Have you ever posted a link to facebook and wondered where the image comes from in the post preview? Ever wondered if this image is even correct or relevant to what you are posting?
Recently, a client of ours pointed out that when users post links to Facebook in order to share upcoming live shows, the set of rendered images in the post previews were displaying unrelated content. Specifically, images from the site header (like the site logo) were being defaulted to in the post preview much to the client’s chagrin. Her preference was to have an accurate picture of the artist displayed in the Facebook post instead of a set of unrelated images parsed from other sections of the site.
This is where the Metatag module in Drupal contrib can give you better control over what images get displayed in social media posts. It works by adding meta tags to the page like <meta property="‘og:image’" content="//mydomain/path/to/desired_image.png’"/>
for example. To get started, first install the Metatag module and enable the base module. Then, head over to Admin->Config->Search and metadata->Metatag and you will see a set of global properties to change. Alternatively, by clicking the “Add default meta tags” button you can restrict the placement of these tags to the content types of your choice instead of placing tags on all content types globally. Next click “Override” (or edit) off to the right and expand the “Open Graph” section at the bottom of this page. In the “Image” input box you can enter a token to an image field of your choice from your content type and the Metatag module will output a tag on content pages with the image url as seen above. Facebook will scrape this and render the correct image.
Panels and the Metatag: Panels Sub-module This can also be done if you have panel pages on your site but you have to enable the Metatag:Panels sub-module first. Instead of going to configuration to add the image field token as described above I found that by going into Admin->Structure->Panels and editing the panel page from there was the preferred approach.

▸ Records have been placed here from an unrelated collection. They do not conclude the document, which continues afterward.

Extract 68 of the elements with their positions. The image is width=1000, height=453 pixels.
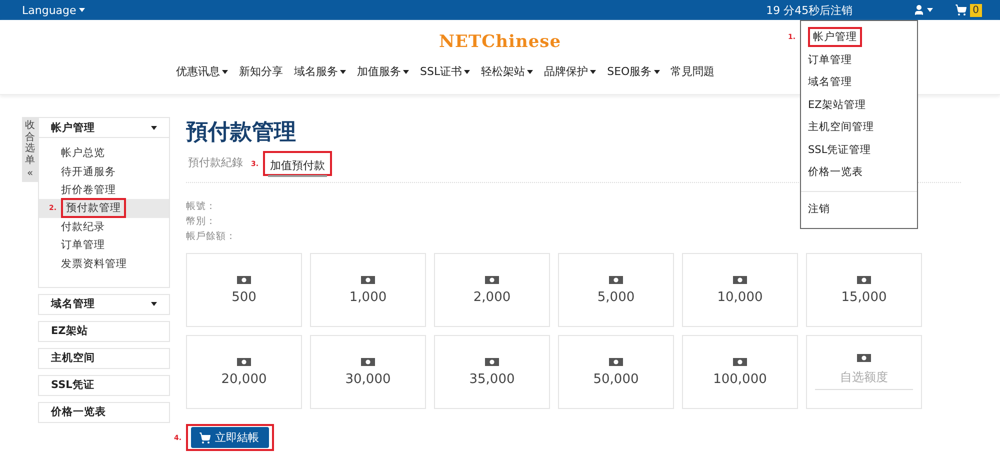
nav-item[interactable]: SSL证书	[420, 64, 470, 79]
amount-option[interactable]: 2,000	[434, 253, 550, 327]
sidebar-item[interactable]: 订单管理	[39, 236, 169, 254]
menu-item[interactable]: 价格一览表	[801, 161, 917, 184]
sidebar-item[interactable]: 付款纪录	[39, 218, 169, 236]
banknote-icon	[237, 276, 251, 284]
field-label: 帳號：	[186, 200, 216, 213]
amount-option[interactable]: 50,000	[558, 335, 674, 409]
banknote-icon	[485, 276, 499, 284]
checkout-button[interactable]: 立即結帳	[191, 427, 269, 448]
tab[interactable]: 加值預付款	[268, 156, 327, 177]
language-menu[interactable]: Language	[22, 4, 86, 16]
amount-option[interactable]: 10,000	[682, 253, 798, 327]
banknote-icon	[857, 354, 871, 362]
session-countdown: 19 分45秒后注销	[766, 2, 853, 18]
field-label: 幣別：	[186, 215, 216, 228]
sidebar-section[interactable]: 价格一览表	[38, 402, 170, 423]
page-title: 預付款管理	[186, 119, 296, 145]
cart-icon	[954, 4, 967, 16]
sidebar-item[interactable]: 帐户总览	[39, 144, 169, 162]
custom-amount-field[interactable]: 自选额度	[815, 368, 913, 390]
tab[interactable]: 預付款紀錄	[186, 152, 245, 175]
nav-item[interactable]: 品牌保护	[544, 64, 596, 79]
nav-item[interactable]: 域名服务	[294, 64, 346, 79]
amount-option[interactable]: 20,000	[186, 335, 302, 409]
amount-option[interactable]: 1,000	[310, 253, 426, 327]
nav-item[interactable]: 加值服务	[357, 64, 409, 79]
banknote-icon	[609, 276, 623, 284]
sidebar-section[interactable]: SSL凭证	[38, 374, 170, 396]
sidebar-item[interactable]: 折价卷管理	[39, 180, 169, 200]
banknote-icon	[361, 276, 375, 284]
menu-item[interactable]: 订单管理	[801, 48, 917, 71]
banknote-icon	[733, 358, 747, 366]
nav-item[interactable]: 轻松架站	[481, 64, 534, 79]
sidebar-section[interactable]: EZ架站	[38, 320, 170, 342]
sidebar-section[interactable]: 域名管理	[38, 294, 170, 315]
banknote-icon	[857, 276, 871, 284]
amount-option[interactable]: 35,000	[434, 335, 550, 409]
user-icon	[912, 4, 925, 16]
sidebar-item[interactable]: 发票资料管理	[39, 254, 169, 273]
field-label: 帳戶餘額：	[186, 230, 236, 243]
user-menu-button[interactable]	[912, 4, 933, 16]
menu-item[interactable]: 主机空间管理	[801, 116, 917, 138]
nav-item[interactable]: 常見問題	[670, 64, 715, 79]
banknote-icon	[237, 358, 251, 366]
cart-button[interactable]: 0	[954, 4, 982, 16]
amount-option[interactable]: 自选额度	[806, 335, 922, 409]
menu-item[interactable]: EZ架站管理	[801, 94, 917, 116]
amount-option[interactable]: 100,000	[682, 335, 798, 409]
amount-option[interactable]: 500	[186, 253, 302, 327]
nav-item[interactable]: SEO服务	[607, 64, 660, 79]
nav-item[interactable]: 优惠讯息	[176, 64, 228, 79]
banknote-icon	[485, 358, 499, 366]
menu-item[interactable]: SSL凭证管理	[801, 138, 917, 161]
collapse-menu-tab[interactable]: 收合选单 «	[22, 117, 38, 182]
banknote-icon	[361, 358, 375, 366]
nav-item[interactable]: 新知分享	[239, 64, 283, 79]
amount-option[interactable]: 15,000	[806, 253, 922, 327]
menu-item[interactable]: 域名管理	[801, 71, 917, 94]
banknote-icon	[733, 276, 747, 284]
amount-option[interactable]: 5,000	[558, 253, 674, 327]
sidebar-section[interactable]: 帐户管理	[38, 117, 170, 138]
sidebar-item[interactable]: 待开通服务	[39, 162, 169, 181]
banknote-icon	[609, 358, 623, 366]
logout-item[interactable]: 注销	[801, 198, 917, 220]
cart-icon	[199, 432, 211, 444]
amount-option[interactable]: 30,000	[310, 335, 426, 409]
sidebar-section[interactable]: 主机空间	[38, 348, 170, 369]
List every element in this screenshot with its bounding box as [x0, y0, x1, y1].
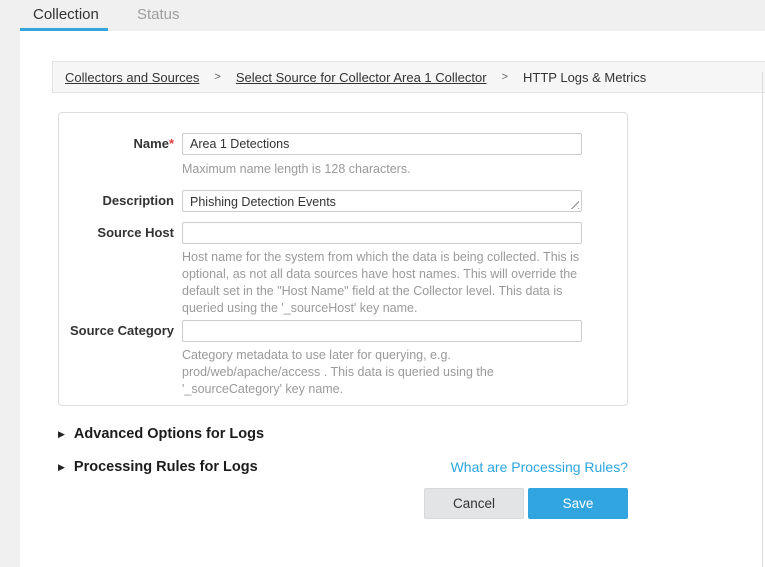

With the sub-module enabled a “Meta tags” menu item became exposed in the vertical tabs. When clicked it brings you to an identical set of input fields ready to accept site tokens. Make sure your token browser is enabled to search available tokens, and once a token is saved you should inspect your page from the browser to ensure that the new meta tag is being output to the head section. With the newly generated image meta tags on your site anyone posting links to your site will be sharing relevant images that you've designated for the world to see and that's pretty cool.
There is also a Metatag:Facebook sub-module which can be leveraged to do similar tasks but because our pages were panel pages we just needed the panel sub-module enabled.
If your metatag is being generated but facebook isn’t picking it up try the dev tools link below: https://developers.facebook.com/tools/debug
This is a great tool that can tell you the last time the link was scraped among other things. This will help determine if Facebook has cached the link instead of rendering a new post with the newly created open graph image metatag. There are a lot of Metatag sub-modules that come with the main module which can be a bit daunting, but once you find the right one and the right token you can do a lot to better control the use of metatags being generated on your site.